Нечаянный поцелуй - Беннет Сара. Страница 12

– Милорд Генрих?

Генрих повернул голову и увидел сына Дженовы. До этого мальчик сидел подле матери на другом конце стола, опекаемый фрейлинами.

Генрих смотрел на мальчика с чувством легкого беспокойства. За все это время он провел в его обществе не более минуты-двух. У него было привлекательное лицо и большие зеленые глаза. Может, он нездоров? Не все доживают до периода созревания. Может, именно поэтому лорд Болдессар решил женить сына на Дженове, видя для себя шанс в ее несчастье?

– Милорд Генрих? – повторил мальчик, потянув его за коричневый бархатный рукав с малиновым расшитым обшлагом. Генрих, имевший при дворе славу модника, расправил образовавшуюся на ткани морщинку и деланно улыбнулся:

– Да… э…

Как же мальчика зовут? Он снова запамятовал. Но мальчик как будто не заметил заминки или не придал ей значения.

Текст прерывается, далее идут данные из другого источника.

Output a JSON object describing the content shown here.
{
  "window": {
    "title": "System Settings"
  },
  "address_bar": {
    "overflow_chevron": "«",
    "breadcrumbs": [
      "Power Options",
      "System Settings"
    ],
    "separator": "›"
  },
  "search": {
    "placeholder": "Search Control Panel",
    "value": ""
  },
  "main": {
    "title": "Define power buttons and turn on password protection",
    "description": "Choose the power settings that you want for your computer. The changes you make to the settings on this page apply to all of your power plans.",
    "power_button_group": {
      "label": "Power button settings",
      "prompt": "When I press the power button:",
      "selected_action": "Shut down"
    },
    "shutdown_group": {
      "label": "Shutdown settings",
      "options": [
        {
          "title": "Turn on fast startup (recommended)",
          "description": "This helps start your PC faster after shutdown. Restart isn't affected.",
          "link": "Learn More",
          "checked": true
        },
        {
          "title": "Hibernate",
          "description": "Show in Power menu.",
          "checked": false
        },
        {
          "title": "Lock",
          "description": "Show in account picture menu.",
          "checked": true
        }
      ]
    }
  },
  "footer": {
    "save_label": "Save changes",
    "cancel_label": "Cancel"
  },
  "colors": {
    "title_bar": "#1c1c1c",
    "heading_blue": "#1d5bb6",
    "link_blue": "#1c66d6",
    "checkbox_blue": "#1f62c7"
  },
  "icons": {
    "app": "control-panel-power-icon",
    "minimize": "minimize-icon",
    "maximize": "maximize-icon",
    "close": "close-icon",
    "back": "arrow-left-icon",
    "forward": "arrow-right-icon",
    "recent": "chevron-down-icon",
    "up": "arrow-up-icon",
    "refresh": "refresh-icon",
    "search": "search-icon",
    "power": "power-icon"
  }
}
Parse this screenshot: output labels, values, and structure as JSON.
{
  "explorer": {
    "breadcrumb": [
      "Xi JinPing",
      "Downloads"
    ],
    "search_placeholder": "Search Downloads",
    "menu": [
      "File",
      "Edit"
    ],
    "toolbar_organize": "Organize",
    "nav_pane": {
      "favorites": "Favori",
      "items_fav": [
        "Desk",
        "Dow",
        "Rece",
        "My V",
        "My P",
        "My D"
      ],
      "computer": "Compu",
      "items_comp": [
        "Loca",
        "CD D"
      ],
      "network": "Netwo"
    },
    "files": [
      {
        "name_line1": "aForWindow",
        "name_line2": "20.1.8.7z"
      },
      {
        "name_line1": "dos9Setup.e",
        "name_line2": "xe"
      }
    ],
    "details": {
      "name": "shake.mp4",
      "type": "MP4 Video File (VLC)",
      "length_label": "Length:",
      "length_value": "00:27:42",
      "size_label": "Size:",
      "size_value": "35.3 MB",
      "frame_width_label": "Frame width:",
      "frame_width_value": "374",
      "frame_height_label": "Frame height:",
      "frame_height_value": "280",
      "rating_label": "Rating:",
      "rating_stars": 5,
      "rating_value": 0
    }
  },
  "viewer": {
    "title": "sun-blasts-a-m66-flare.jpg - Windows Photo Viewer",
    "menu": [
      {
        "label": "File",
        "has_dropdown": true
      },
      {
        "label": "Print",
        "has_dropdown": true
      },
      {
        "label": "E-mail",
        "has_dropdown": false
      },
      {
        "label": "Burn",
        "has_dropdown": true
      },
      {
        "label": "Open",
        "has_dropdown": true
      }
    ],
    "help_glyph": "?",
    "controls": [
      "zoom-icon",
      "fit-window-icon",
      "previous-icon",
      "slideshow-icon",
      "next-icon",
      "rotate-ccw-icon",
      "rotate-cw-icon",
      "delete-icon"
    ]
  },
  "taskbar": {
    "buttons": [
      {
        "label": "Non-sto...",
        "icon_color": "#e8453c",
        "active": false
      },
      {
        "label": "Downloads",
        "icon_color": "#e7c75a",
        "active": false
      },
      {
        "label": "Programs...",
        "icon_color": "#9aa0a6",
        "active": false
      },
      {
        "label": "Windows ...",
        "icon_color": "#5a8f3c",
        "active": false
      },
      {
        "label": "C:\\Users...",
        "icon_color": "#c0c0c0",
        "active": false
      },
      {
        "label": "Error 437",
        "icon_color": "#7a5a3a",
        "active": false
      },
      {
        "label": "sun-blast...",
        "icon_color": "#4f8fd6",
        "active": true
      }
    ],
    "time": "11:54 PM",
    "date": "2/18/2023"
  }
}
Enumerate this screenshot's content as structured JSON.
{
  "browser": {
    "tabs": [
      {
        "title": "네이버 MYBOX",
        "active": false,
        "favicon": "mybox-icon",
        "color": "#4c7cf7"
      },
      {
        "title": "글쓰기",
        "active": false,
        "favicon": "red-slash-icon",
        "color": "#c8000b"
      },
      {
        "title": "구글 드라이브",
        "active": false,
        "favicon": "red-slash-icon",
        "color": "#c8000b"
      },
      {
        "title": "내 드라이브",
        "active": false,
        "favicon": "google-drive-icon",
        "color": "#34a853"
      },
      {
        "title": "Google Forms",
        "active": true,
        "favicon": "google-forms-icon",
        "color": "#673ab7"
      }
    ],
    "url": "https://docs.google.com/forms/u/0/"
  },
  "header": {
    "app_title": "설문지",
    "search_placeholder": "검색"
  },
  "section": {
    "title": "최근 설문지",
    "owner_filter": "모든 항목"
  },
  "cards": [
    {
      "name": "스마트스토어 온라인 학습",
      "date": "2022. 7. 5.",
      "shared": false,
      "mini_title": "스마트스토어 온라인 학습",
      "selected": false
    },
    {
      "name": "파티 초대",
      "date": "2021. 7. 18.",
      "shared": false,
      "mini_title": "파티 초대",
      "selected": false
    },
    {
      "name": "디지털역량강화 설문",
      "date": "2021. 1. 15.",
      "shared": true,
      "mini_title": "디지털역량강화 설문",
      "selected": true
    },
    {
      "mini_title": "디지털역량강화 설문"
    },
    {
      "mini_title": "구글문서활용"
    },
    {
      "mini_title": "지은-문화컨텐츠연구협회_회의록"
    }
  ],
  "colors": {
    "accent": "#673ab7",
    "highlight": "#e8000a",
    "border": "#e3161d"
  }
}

– Вы должны прийти завтра и посмотреть, как я езжу верхом, лорд Генрих, – продолжал он беспечно. – Мама говорит, что я слишком мал, чтобы ездить верхом, но я сильный. Мне уже пять.

На взгляд Генриха, малыш не выглядел сильным. Казалось, легкое дуновение ветерка может свалить его с ног. Из его рукавов торчали тонкие, как прутики, запястья, штаны свободно болтались на костлявых ногах.

– Так вы придете?

Голосок Рафа прозвучал настойчивее. Точно, его звали Раф.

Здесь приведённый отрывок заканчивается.